Per 1 januari 2009 is het ouderschapsverlof verlengd van 13 naar 26 weken. De verlenging geldt alleen als de ouder voor het kind vóór 1 januari 2009 nog niet eerder ouderschapsverlof heeft opgenomen. In Nederland heeft een ouder recht op ouderschapsverlof voor zijn/haar kind dat jonger is dan 8 jaar.
De verlenging van het ouderschapsverlof geldt alleen voor nieuwe verlofaanvragen. Als iemand vóór 1 januari 2009 het ouderschapsverlof geheel of gedeeltelijk heeft opgenomen, kan hij/zij voor dat kind geen aanspraak maken op de extra weken.
De werknemer komt wel voor verlenging in aanmerking als hij/zij vóór 1 januari 2009 bij de werkgever ouderschapsverlof had aangevraagd om dit ná 1 januari op te nemen. Een werknemer die voor 13 weken verlof heeft aangevraagd, moet voor de extra 13 weken bij de werkgever een aanvullende aanvraag indienen.

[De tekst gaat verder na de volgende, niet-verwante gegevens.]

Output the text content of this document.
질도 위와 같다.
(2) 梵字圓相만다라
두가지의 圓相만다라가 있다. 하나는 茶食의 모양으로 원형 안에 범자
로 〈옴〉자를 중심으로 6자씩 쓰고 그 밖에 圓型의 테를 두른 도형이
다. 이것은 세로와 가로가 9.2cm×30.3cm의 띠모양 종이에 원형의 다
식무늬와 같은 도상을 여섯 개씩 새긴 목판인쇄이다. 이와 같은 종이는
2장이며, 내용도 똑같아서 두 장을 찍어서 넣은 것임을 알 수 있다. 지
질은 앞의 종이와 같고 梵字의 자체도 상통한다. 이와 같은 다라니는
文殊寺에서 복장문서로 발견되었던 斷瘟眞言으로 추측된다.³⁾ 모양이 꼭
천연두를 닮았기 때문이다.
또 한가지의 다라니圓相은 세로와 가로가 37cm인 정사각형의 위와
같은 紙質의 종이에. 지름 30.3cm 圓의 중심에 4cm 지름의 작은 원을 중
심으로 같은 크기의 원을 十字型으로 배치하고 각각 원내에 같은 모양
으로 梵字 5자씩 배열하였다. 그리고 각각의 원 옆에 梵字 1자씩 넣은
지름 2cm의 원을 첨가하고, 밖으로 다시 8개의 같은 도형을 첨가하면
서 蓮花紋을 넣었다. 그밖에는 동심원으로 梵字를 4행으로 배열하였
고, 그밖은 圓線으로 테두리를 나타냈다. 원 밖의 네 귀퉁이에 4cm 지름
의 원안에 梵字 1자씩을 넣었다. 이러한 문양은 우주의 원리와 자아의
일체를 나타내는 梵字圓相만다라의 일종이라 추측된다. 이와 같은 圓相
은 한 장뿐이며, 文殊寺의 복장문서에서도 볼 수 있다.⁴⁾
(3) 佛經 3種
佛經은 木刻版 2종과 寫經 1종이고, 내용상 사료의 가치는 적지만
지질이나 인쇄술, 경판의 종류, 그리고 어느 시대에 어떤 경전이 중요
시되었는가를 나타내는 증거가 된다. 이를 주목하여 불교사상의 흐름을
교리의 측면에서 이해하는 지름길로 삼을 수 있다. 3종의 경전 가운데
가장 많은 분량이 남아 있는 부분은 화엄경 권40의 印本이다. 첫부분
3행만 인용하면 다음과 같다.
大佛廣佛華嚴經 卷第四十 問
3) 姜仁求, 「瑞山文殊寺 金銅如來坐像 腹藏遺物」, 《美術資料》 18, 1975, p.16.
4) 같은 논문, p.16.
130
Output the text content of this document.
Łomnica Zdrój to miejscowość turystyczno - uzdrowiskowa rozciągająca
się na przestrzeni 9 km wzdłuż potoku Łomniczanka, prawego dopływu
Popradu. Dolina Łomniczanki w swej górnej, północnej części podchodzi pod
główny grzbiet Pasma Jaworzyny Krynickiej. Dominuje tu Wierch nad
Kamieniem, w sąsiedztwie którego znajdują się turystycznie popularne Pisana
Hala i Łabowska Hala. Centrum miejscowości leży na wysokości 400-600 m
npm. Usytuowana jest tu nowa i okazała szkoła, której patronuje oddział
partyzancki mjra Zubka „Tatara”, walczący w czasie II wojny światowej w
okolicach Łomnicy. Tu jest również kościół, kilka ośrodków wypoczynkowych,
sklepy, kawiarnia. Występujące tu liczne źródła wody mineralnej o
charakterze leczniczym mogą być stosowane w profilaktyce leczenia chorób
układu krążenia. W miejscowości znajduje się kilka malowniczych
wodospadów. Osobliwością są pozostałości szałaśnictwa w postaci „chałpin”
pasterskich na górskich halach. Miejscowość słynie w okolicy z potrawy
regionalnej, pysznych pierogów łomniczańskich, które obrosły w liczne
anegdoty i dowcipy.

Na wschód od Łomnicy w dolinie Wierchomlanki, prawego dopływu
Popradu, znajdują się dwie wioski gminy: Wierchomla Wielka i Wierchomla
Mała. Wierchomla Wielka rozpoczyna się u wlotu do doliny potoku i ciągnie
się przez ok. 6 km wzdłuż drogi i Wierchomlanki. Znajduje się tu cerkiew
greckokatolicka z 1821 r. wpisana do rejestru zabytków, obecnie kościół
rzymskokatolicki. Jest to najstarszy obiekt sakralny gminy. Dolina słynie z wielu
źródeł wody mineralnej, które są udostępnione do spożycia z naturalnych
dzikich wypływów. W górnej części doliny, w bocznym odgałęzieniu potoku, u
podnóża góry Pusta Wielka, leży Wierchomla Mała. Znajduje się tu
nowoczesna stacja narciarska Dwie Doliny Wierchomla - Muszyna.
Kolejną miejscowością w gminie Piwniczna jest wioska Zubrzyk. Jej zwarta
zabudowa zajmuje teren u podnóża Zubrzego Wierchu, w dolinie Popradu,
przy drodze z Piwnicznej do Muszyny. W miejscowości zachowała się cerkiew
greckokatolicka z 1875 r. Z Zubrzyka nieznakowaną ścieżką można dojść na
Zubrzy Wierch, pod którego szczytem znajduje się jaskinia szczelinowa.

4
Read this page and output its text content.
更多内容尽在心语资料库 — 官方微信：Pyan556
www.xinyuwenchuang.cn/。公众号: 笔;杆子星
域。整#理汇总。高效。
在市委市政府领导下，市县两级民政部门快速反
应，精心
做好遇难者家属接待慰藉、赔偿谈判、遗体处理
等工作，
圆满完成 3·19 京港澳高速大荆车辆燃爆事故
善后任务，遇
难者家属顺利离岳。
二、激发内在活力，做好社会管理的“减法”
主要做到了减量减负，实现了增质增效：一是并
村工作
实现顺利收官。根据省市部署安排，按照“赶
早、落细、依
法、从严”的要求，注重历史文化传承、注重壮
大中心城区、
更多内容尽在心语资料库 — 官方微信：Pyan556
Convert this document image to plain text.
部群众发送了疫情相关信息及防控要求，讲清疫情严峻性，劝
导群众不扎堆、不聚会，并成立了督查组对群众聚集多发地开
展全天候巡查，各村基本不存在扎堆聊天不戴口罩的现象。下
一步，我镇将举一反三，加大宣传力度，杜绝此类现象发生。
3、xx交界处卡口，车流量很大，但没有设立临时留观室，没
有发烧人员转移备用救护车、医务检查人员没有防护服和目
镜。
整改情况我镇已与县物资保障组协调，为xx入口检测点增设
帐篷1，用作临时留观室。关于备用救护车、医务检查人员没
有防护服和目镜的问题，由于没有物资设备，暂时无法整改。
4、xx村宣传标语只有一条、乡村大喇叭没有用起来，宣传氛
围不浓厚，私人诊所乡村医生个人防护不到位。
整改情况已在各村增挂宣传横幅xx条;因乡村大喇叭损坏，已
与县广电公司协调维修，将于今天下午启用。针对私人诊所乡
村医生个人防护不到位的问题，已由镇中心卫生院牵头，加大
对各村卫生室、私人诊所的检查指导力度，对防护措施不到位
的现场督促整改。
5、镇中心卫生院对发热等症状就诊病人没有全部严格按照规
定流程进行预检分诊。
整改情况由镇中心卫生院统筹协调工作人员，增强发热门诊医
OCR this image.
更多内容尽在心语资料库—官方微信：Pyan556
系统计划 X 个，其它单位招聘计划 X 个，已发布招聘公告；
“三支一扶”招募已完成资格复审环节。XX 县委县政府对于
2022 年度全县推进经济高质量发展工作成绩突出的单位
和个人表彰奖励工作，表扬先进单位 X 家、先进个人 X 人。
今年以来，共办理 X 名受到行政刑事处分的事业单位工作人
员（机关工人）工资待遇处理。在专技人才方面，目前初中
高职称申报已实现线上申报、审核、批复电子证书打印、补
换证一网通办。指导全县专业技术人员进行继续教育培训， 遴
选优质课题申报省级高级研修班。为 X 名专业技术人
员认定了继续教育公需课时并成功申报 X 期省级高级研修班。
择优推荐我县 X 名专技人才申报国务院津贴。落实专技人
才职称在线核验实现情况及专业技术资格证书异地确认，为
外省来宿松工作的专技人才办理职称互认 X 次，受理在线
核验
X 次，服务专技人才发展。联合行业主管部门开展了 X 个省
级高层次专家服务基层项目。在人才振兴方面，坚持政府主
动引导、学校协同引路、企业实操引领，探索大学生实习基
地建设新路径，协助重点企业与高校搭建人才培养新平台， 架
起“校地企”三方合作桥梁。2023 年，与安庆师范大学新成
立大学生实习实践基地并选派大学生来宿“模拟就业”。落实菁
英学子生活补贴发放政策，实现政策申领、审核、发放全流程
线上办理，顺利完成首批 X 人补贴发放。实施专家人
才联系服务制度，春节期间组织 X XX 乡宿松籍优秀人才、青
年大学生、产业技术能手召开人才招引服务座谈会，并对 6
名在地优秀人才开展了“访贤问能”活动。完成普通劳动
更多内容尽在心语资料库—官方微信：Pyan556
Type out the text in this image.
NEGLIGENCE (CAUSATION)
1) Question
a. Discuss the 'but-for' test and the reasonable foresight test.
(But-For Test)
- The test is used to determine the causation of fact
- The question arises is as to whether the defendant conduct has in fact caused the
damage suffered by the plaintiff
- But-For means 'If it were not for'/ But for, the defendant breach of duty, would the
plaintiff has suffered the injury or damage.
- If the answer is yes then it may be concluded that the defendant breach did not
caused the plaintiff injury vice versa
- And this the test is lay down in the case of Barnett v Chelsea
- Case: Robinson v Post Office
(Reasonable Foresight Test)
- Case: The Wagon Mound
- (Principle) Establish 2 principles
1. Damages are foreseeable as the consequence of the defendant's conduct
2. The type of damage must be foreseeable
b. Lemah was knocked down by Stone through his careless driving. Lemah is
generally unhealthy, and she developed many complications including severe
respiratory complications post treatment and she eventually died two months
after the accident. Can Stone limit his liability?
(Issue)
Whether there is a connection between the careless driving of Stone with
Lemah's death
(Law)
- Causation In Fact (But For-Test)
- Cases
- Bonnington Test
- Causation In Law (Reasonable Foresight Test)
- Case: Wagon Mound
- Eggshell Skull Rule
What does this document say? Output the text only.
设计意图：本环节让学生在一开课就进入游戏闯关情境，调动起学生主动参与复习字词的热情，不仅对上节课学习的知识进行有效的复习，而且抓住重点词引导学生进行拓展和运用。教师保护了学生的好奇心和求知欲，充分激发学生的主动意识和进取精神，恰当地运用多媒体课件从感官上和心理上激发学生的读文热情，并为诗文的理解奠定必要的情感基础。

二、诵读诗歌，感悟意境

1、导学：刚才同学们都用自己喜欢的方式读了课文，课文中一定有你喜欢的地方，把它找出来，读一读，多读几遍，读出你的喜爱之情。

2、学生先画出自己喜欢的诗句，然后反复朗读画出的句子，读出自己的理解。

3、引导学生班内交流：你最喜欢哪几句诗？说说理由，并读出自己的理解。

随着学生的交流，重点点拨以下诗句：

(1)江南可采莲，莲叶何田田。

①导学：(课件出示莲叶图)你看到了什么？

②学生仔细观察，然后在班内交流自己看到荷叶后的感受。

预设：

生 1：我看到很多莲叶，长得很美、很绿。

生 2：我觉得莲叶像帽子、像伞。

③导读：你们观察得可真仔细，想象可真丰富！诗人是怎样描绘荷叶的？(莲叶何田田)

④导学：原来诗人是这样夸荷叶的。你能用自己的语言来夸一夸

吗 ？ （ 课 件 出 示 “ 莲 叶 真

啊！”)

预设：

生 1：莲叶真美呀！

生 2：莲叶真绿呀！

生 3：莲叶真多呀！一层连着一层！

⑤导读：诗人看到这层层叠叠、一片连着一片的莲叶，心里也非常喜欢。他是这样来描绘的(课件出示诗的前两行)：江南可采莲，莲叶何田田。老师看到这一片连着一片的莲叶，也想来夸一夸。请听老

De werknemer kan voor elk kind (dat nog geen 8 jaar oud is) apart ouderschapsverlof opnemen. Dus als hij/zij voor een ander kind nog geen ouderschapsverlof heeft opgenomen, heeft de werknemer vanaf 1 januari 2009 voor dat kind wel recht op de volle 26 weken.
Het aantal uren verlof per week blijft hetzelfde: ten hoogste de helft van de werktijd per week, gespreid over twaalf maanden. In overleg met de werkgever kan een medewerker het ouderschapsverlof ook op een andere manier opnemen.